Conselho de Comunicação Social do Congresso Nacional decidiu, nesta segunda-feira (5), recomendar a rejeição de três projetos de lei que tratam de rádios comunitárias. Um dos projetos (PL 10637/18), já aprovado pelo Senado e em análise na Câmara dos Deputados, aumenta o limite de potência de transmissão e a quantidade de canais de radiodifusão comunitária.

Outra proposta (PLS 410/17), que está na Comissão de Constituição e Justiça do Senado, dispensa as rádios comunitárias da cobrança de direitos autorais relacionados à veiculação de músicas e obras literomusicais.

E a terceira proposta (PLS 55/16), que aguarda votação na Comissão de Ciência e Tecnologia do Senado, permite às rádios comunitárias a venda de publicidade e a veiculação de propaganda comercial e de interesse público. Segundo o projeto, os anúncios deverão ser restritos a estabelecimentos na área da comunidade atendida, e a receita obtida deve ser integralmente reinvestida na própria rádio. No caso da publicidade de interesse público, o texto permite que as rádios firmem contratos com qualquer ente federado.

Coordenadora do grupo que avaliou as propostas, a conselheira Tereza Mondino afirmou que os textos podem prejudicar as emissoras comerciais. “A análise conjunta dos três projetos de lei em tramitação nos permite perceber a clara intenção de promover alterações substantivas à organização constitucional dos serviços de radiodifusão, em afronta ao princípio da complementaridade dos serviços, que é o fundamento basilar para orientação das normas e dos regulamentos do setor de radiodifusão”, afirmou.

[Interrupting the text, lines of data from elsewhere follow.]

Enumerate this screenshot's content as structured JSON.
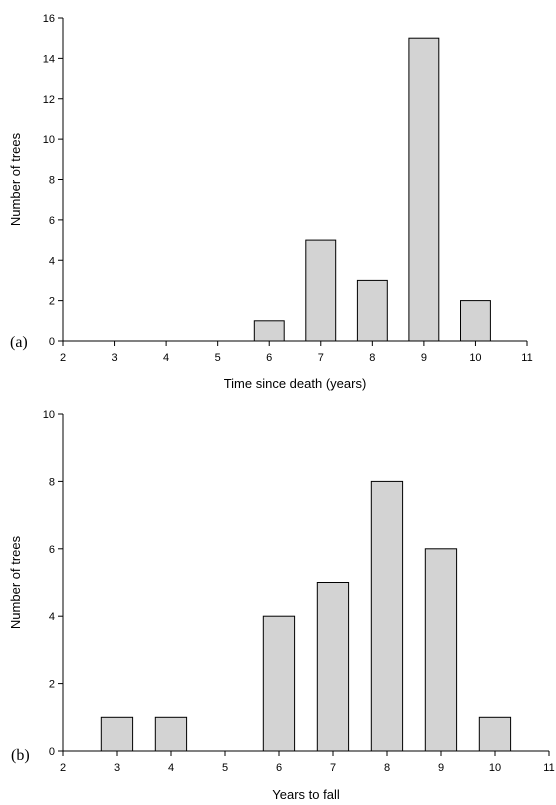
{
  "chart_data": [
    {
      "type": "bar",
      "panel_label": "(a)",
      "x": [
        6,
        7,
        8,
        9,
        10
      ],
      "values": [
        1,
        5,
        3,
        15,
        2
      ],
      "xlim": [
        2,
        11
      ],
      "ylim": [
        0,
        16
      ],
      "xticks": [
        "2",
        "3",
        "4",
        "5",
        "6",
        "7",
        "8",
        "9",
        "10",
        "11"
      ],
      "yticks": [
        "0",
        "2",
        "4",
        "6",
        "8",
        "10",
        "12",
        "14",
        "16"
      ],
      "xlabel": "Time since death (years)",
      "ylabel": "Number of trees",
      "bar_color": "#d3d3d3",
      "grid": false
    },
    {
      "type": "bar",
      "panel_label": "(b)",
      "x": [
        3,
        4,
        6,
        7,
        8,
        9,
        10
      ],
      "values": [
        1,
        1,
        4,
        5,
        8,
        6,
        1
      ],
      "xlim": [
        2,
        11
      ],
      "ylim": [
        0,
        10
      ],
      "xticks": [
        "2",
        "3",
        "4",
        "5",
        "6",
        "7",
        "8",
        "9",
        "10",
        "11"
      ],
      "yticks": [
        "0",
        "2",
        "4",
        "6",
        "8",
        "10"
      ],
      "xlabel": "Years to fall",
      "ylabel": "Number of trees",
      "bar_color": "#d3d3d3",
      "grid": false
    }
  ]
}
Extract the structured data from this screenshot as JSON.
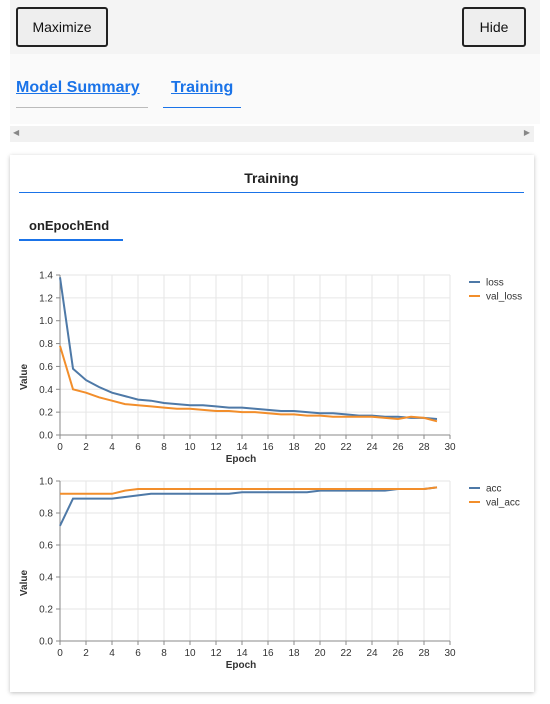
{
  "toolbar": {
    "maximize_label": "Maximize",
    "hide_label": "Hide"
  },
  "tabs": [
    {
      "label": "Model Summary"
    },
    {
      "label": "Training"
    }
  ],
  "panel": {
    "title": "Training",
    "subtab": "onEpochEnd"
  },
  "chart_data": [
    {
      "type": "line",
      "xlabel": "Epoch",
      "ylabel": "Value",
      "xlim": [
        0,
        30
      ],
      "ylim": [
        0,
        1.4
      ],
      "xticks": [
        0,
        2,
        4,
        6,
        8,
        10,
        12,
        14,
        16,
        18,
        20,
        22,
        24,
        26,
        28,
        30
      ],
      "yticks": [
        0,
        0.2,
        0.4,
        0.6,
        0.8,
        1.0,
        1.2,
        1.4
      ],
      "ytick_labels": [
        "0.0",
        "0.2",
        "0.4",
        "0.6",
        "0.8",
        "1.0",
        "1.2",
        "1.4"
      ],
      "grid": true,
      "legend": "right",
      "x": [
        0,
        1,
        2,
        3,
        4,
        5,
        6,
        7,
        8,
        9,
        10,
        11,
        12,
        13,
        14,
        15,
        16,
        17,
        18,
        19,
        20,
        21,
        22,
        23,
        24,
        25,
        26,
        27,
        28,
        29
      ],
      "series": [
        {
          "name": "loss",
          "color": "#4e79a7",
          "values": [
            1.38,
            0.58,
            0.48,
            0.42,
            0.37,
            0.34,
            0.31,
            0.3,
            0.28,
            0.27,
            0.26,
            0.26,
            0.25,
            0.24,
            0.24,
            0.23,
            0.22,
            0.21,
            0.21,
            0.2,
            0.19,
            0.19,
            0.18,
            0.17,
            0.17,
            0.16,
            0.16,
            0.15,
            0.15,
            0.14
          ]
        },
        {
          "name": "val_loss",
          "color": "#f28e2b",
          "values": [
            0.78,
            0.4,
            0.37,
            0.33,
            0.3,
            0.27,
            0.26,
            0.25,
            0.24,
            0.23,
            0.23,
            0.22,
            0.21,
            0.21,
            0.2,
            0.2,
            0.19,
            0.18,
            0.18,
            0.17,
            0.17,
            0.16,
            0.16,
            0.16,
            0.16,
            0.15,
            0.14,
            0.16,
            0.15,
            0.12
          ]
        }
      ]
    },
    {
      "type": "line",
      "xlabel": "Epoch",
      "ylabel": "Value",
      "xlim": [
        0,
        30
      ],
      "ylim": [
        0,
        1.0
      ],
      "xticks": [
        0,
        2,
        4,
        6,
        8,
        10,
        12,
        14,
        16,
        18,
        20,
        22,
        24,
        26,
        28,
        30
      ],
      "yticks": [
        0,
        0.2,
        0.4,
        0.6,
        0.8,
        1.0
      ],
      "ytick_labels": [
        "0.0",
        "0.2",
        "0.4",
        "0.6",
        "0.8",
        "1.0"
      ],
      "grid": true,
      "legend": "right",
      "x": [
        0,
        1,
        2,
        3,
        4,
        5,
        6,
        7,
        8,
        9,
        10,
        11,
        12,
        13,
        14,
        15,
        16,
        17,
        18,
        19,
        20,
        21,
        22,
        23,
        24,
        25,
        26,
        27,
        28,
        29
      ],
      "series": [
        {
          "name": "acc",
          "color": "#4e79a7",
          "values": [
            0.72,
            0.89,
            0.89,
            0.89,
            0.89,
            0.9,
            0.91,
            0.92,
            0.92,
            0.92,
            0.92,
            0.92,
            0.92,
            0.92,
            0.93,
            0.93,
            0.93,
            0.93,
            0.93,
            0.93,
            0.94,
            0.94,
            0.94,
            0.94,
            0.94,
            0.94,
            0.95,
            0.95,
            0.95,
            0.96
          ]
        },
        {
          "name": "val_acc",
          "color": "#f28e2b",
          "values": [
            0.92,
            0.92,
            0.92,
            0.92,
            0.92,
            0.94,
            0.95,
            0.95,
            0.95,
            0.95,
            0.95,
            0.95,
            0.95,
            0.95,
            0.95,
            0.95,
            0.95,
            0.95,
            0.95,
            0.95,
            0.95,
            0.95,
            0.95,
            0.95,
            0.95,
            0.95,
            0.95,
            0.95,
            0.95,
            0.96
          ]
        }
      ]
    }
  ]
}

“Com os três projetos, haveria um aumento de cobertura, uma publicidade liberada dentro da área de serviço maior e isenção do Ecad [entidade responsável pela arrecadação de direitos autorais]. A pergunta que fica: quem vai querer fazer radiodifusão comercial em cidades de pequeno e médio porte?”, questionou a conselheira.

Texto alternativo
O conselheiro Davi Emerich apresentou um outro texto, em que recomendava alterações nos projetos, no lugar da rejeição total. No caso da veiculação de publicidade, ele propôs um acordo compensatório em que as rádios comunitárias pudessem, por exemplo, fazer anúncio da empresa de energia elétrica em troca do valor gasto em energia.

“Se pudéssemos incluir isso no aspecto legal, fugindo da questão da publicidade, estaríamos dando uma grande contribuição às rádios comunitárias”, afirmou.

O Conselho de Comunicação optou, no entanto, em recomendar a rejeição das propostas. O conselho, que tem caráter consultivo, enviará as duas sugestões à Mesa do Congresso Nacional (tanto a aprovada pelos conselheiros quanto a sugestão alternativa).

O Conselho de Comunicação Social tem como atribuição a realização de estudos, pareceres, recomendações e outras solicitações que lhe forem encaminhadas pelo Congresso Nacional a respeito do tema da comunicação social no Brasil. O colegiado é formado por membros da sociedade civil, representantes das empresas de rádio, televisão e imprensa escrita, engenheiros com conhecimento na área de comunicação social e representantes das categorias profissionais dos jornalistas, radialistas, artistas e profissionais de cinema e vídeo.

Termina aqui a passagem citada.